This isn't the 1970s anymore. Very few cars have major repair costs from engine problems. People are just creating an elaborate narrative of cost savings.
Insurance cost data doesn't seem to bore this out. BEVs have pretty decent maintenance costs.
Before switching to hybrids, I literally spend thousands of euros fixing my VW diesel that was worth maybe 10k€.
The dual-mass flywheel broke, that was 1k€. Had to do a clutch repair at the same time, 700€. The turbo started acting up, that was around a grand with all the labour. When the turbo was fixed, it clogged the already close to full diesel particulate filter. That would've been 2000€ to replace, but I knew a guy who just emptied the casing and modded the software on the car to think it was still there.

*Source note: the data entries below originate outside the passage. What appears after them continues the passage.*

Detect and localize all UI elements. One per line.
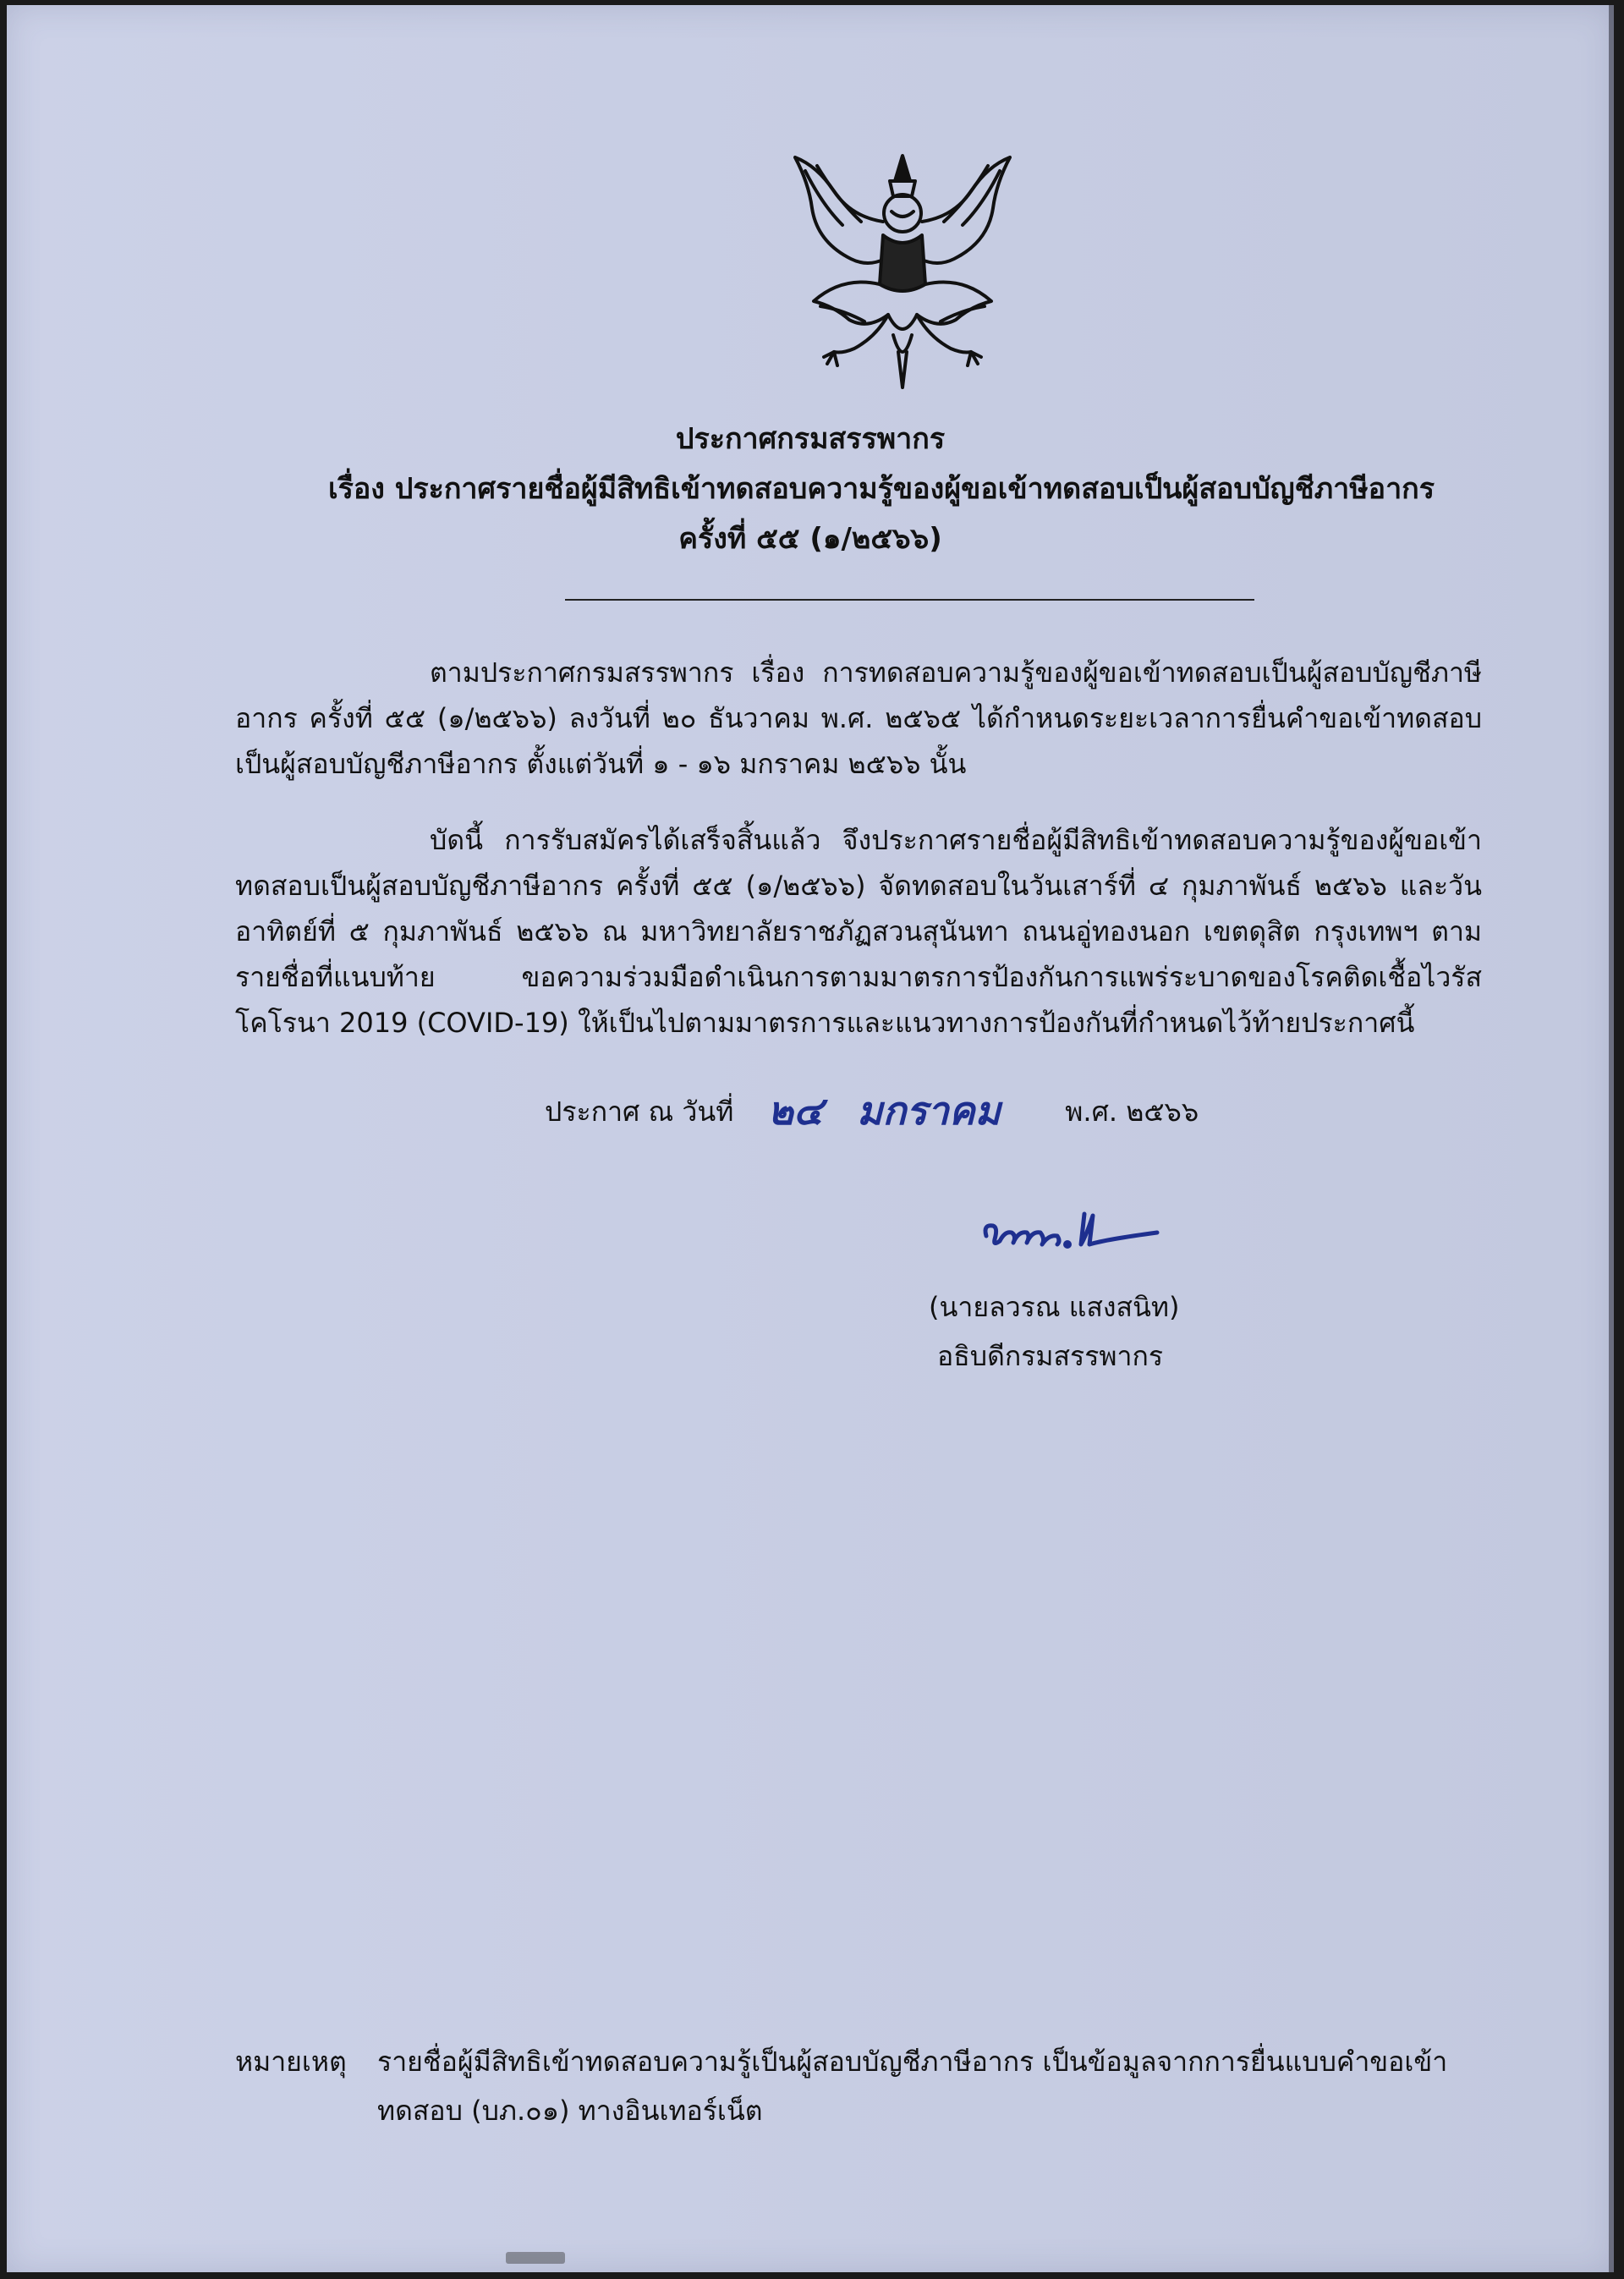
handwritten-day: ๒๔ bbox=[767, 1088, 823, 1134]
announcement-subject: เรื่อง ประกาศรายชื่อผู้มีสิทธิเข้าทดสอบความรู้ของผู้ขอเข้าทดสอบเป็นผู้สอบบัญชีภาษีอากร bbox=[328, 472, 1435, 506]
title-divider bbox=[565, 599, 1254, 601]
signer-name: (นายลวรณ แสงสนิท) bbox=[929, 1291, 1180, 1323]
scan-smudge bbox=[506, 2252, 565, 2264]
body-paragraph-1 bbox=[235, 650, 1482, 787]
document-page bbox=[7, 5, 1614, 2272]
announcement-round: ครั้งที่ ๕๕ (๑/๒๕๖๖) bbox=[678, 522, 942, 556]
body-paragraph-2-text: บัดนี้ การรับสมัครได้เสร็จสิ้นแล้ว จึงประกาศรายชื่อผู้มีสิทธิเข้าทดสอบความรู้ของผู้ขอเข้าทดสอบเป็นผู้สอบบัญชีภาษีอากร ครั้งที่ ๕๕ (๑/๒๕๖๖) จัดทดสอบในวันเสาร์ที่ ๔ กุมภาพันธ์ ๒๕๖๖ และวันอาทิตย์ที่ ๕ กุมภาพันธ์ ๒๕๖๖ ณ มหาวิทยาลัยราชภัฏสวนสุนันทา ถนนอู่ทองนอก เขตดุสิต กรุงเทพฯ ตามรายชื่อที่แนบท้าย ขอความร่วมมือดำเนินการตามมาตรการป้องกันการแพร่ระบาดของโรคติดเชื้อไวรัสโคโรนา 2019 (COVID-19) ให้เป็นไปตามมาตรการและแนวทางการป้องกันที่กำหนดไว้ท้ายประกาศนี้ bbox=[235, 824, 1482, 1039]
announcement-title: ประกาศกรมสรรพากร bbox=[675, 422, 946, 456]
footnote-text: รายชื่อผู้มีสิทธิเข้าทดสอบความรู้เป็นผู้สอบบัญชีภาษีอากร เป็นข้อมูลจากการยื่นแบบคำขอเข้าทดสอบ (บภ.๐๑) ทางอินเทอร์เน็ต bbox=[377, 2046, 1448, 2127]
announcement-date-line bbox=[545, 1088, 1199, 1134]
handwritten-signature bbox=[979, 1202, 1166, 1261]
announcement-date-prefix: ประกาศ ณ วันที่ bbox=[545, 1096, 734, 1128]
handwritten-month: มกราคม bbox=[857, 1088, 1001, 1134]
body-paragraph-1-text: ตามประกาศกรมสรรพากร เรื่อง การทดสอบความรู้ของผู้ขอเข้าทดสอบเป็นผู้สอบบัญชีภาษีอากร ครั้งที่ ๕๕ (๑/๒๕๖๖) ลงวันที่ ๒๐ ธันวาคม พ.ศ. ๒๕๖๕ ได้กำหนดระยะเวลาการยื่นคำขอเข้าทดสอบเป็นผู้สอบบัญชีภาษีอากร ตั้งแต่วันที่ ๑ - ๑๖ มกราคม ๒๕๖๖ นั้น bbox=[235, 656, 1483, 780]
signer-position: อธิบดีกรมสรรพากร bbox=[937, 1340, 1164, 1372]
announcement-year: พ.ศ. ๒๕๖๖ bbox=[1065, 1096, 1199, 1128]
garuda-emblem-icon bbox=[783, 140, 1022, 394]
body-paragraph-2 bbox=[235, 817, 1482, 1046]
scan-edge bbox=[1609, 5, 1614, 2272]
footnote-label: หมายเหตุ bbox=[235, 2046, 347, 2078]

Finally a tiny hexagonal thing at the bottom of the engine broke, which prevented any oil from circulating in the engine. That would've been a 2000€ operation. Had my guy do a quick patch job with some bonding agent, sold the car.
...and that's on top of the normal wear and tear + yearly oil changes etc.
The car was under 10 years old at the time and 90% of the problems were issues with the overly complex drivetrain with thousands of moving parts, instead of just one like with electric engines.
On the hybrids I owned all the issues were in the combustion engine. On my current EV all the problems are unrelated to the drivetrain - currently the AC can't hold its coolant for more than 6 months, haven't found the leak yet.
That's likely a deficiency of your VW diesel. VW never properly designed them correctly, and that includes not meeting emissions. Other car engines likely won't have that many issues.
Once you deal with the eventuality of a dead battery, it will easily trump all repair costs of ICE cars. People are just pretending it won't happen to them.
Also, an FCEV is an electric car too, and doesn't have that many mechanical parts either. It also lacks a giant battery. Basic engineering suggests it will be the cheapest type of car of all to maintain once they hit critical mass.
In the long-run, this will be very small. They do not have huge resource requirements of batteries. Though at the moment, these things have zero scale so repair costs are exaggerated.
Insurance cost data doesn't seem to bore this out. BEVs have pretty decent maintenance costs.